The orange is orange.

Alice's Evidence
Salvador Dali, 1969

Alice is a muse for a moustached man that moussed the mind of a mathematician. Even the Queen dazzled with the story of the donzel.

Queen Victoria met Lewis Carroll, asking him if he’d written more books. He replied “many more”, so the Queen responded that she wanted to read them all. Next morning, at the gates of Buckingham Palace, stood a huge package with all the mathematical treaties by the authorship of Charles Dodgson. Yes, Carroll was Dodgson and Dodgson is logically the name of a mathematician.

Alice, daughter of Charles’ friend Liddell, asked the mathematician for a “crazy” tale, during an afternoon by the river.
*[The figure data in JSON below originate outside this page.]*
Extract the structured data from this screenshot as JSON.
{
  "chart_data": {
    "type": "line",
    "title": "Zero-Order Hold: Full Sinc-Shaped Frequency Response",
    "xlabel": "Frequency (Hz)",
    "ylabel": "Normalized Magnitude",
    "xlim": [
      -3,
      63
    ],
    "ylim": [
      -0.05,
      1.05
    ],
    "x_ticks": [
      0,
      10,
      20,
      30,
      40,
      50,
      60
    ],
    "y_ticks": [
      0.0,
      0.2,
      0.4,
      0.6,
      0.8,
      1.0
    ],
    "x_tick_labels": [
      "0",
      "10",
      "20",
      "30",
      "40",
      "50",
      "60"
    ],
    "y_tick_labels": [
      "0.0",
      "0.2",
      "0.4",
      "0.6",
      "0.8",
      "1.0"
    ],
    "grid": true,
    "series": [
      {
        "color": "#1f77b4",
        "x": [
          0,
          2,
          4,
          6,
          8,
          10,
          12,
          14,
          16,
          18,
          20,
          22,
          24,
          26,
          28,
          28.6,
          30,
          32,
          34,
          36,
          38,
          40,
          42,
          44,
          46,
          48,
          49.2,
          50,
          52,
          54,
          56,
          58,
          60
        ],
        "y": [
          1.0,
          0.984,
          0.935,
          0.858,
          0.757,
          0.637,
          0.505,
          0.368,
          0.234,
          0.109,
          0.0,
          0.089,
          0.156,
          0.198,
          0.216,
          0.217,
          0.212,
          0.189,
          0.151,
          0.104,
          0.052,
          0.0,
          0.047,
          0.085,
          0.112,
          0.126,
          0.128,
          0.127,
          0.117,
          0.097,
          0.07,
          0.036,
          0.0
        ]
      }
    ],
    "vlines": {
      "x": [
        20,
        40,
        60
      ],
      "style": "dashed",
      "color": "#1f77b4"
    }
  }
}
The story stream down that very boat with a hurried Rabbit, but time flew and the limitless story hang through the summer, incomplete. Yet, Dodgson didn't forget to sketch the story that night, publishing it two years later. Still, the Muse to come was not real Alice, who grow up to be dull and banal, much alike those who choose to grow up - the character that came to help shape surrealism lived among pages.

The first person to ever illustrate this madness was John Tenniel. Although far from surrealism, within the victorian illustration style, the nonsense spirit of the book blinked with irony, for him who envisioned Wonderland was one eyed blind.
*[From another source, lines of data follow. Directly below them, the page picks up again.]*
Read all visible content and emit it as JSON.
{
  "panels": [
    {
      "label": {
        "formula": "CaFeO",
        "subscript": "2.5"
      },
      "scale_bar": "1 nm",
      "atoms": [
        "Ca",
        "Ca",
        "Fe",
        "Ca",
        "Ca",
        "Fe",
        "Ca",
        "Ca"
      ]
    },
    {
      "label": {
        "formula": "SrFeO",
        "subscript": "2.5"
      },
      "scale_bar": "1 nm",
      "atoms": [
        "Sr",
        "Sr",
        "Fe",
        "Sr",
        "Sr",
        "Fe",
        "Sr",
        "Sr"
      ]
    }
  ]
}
Alice is still a muse for those seeking the oneiric, it was only natural for the girl who dreamed to be pictured by the painter of sleep, Dali. But Alice was not his only Muse. “Only” is not really a perfect choice of words for another Muse: Gala.
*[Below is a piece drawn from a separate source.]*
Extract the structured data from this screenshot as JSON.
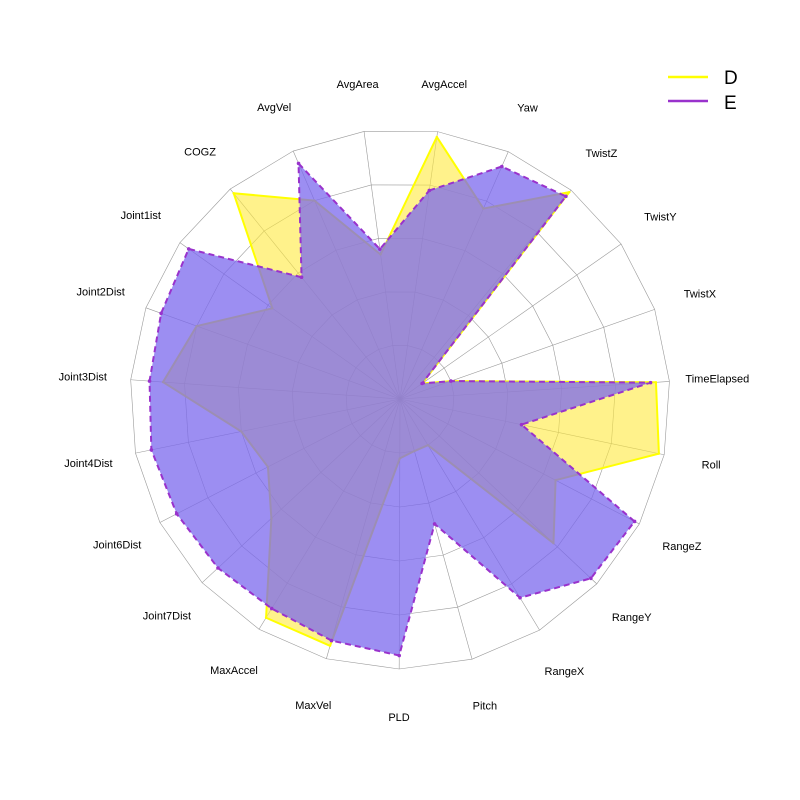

Gala lived among the artistic environment, inspiring and stimulating. Gala, Paul Éluard and Max Ernst engaged for three years in a “ménage à trois". Later she would meet the young Spanish prodigy Salvador Dalí. She became such an important part of his Art that the Surrealist started to sign both his and her name - “It is with your blood, Gala, that I paint”

I too have a Muse, with whom I would love to see the world, but keeps getting in the way every time I peek through the mirror. How will I look “Through the Looking Glass”, then?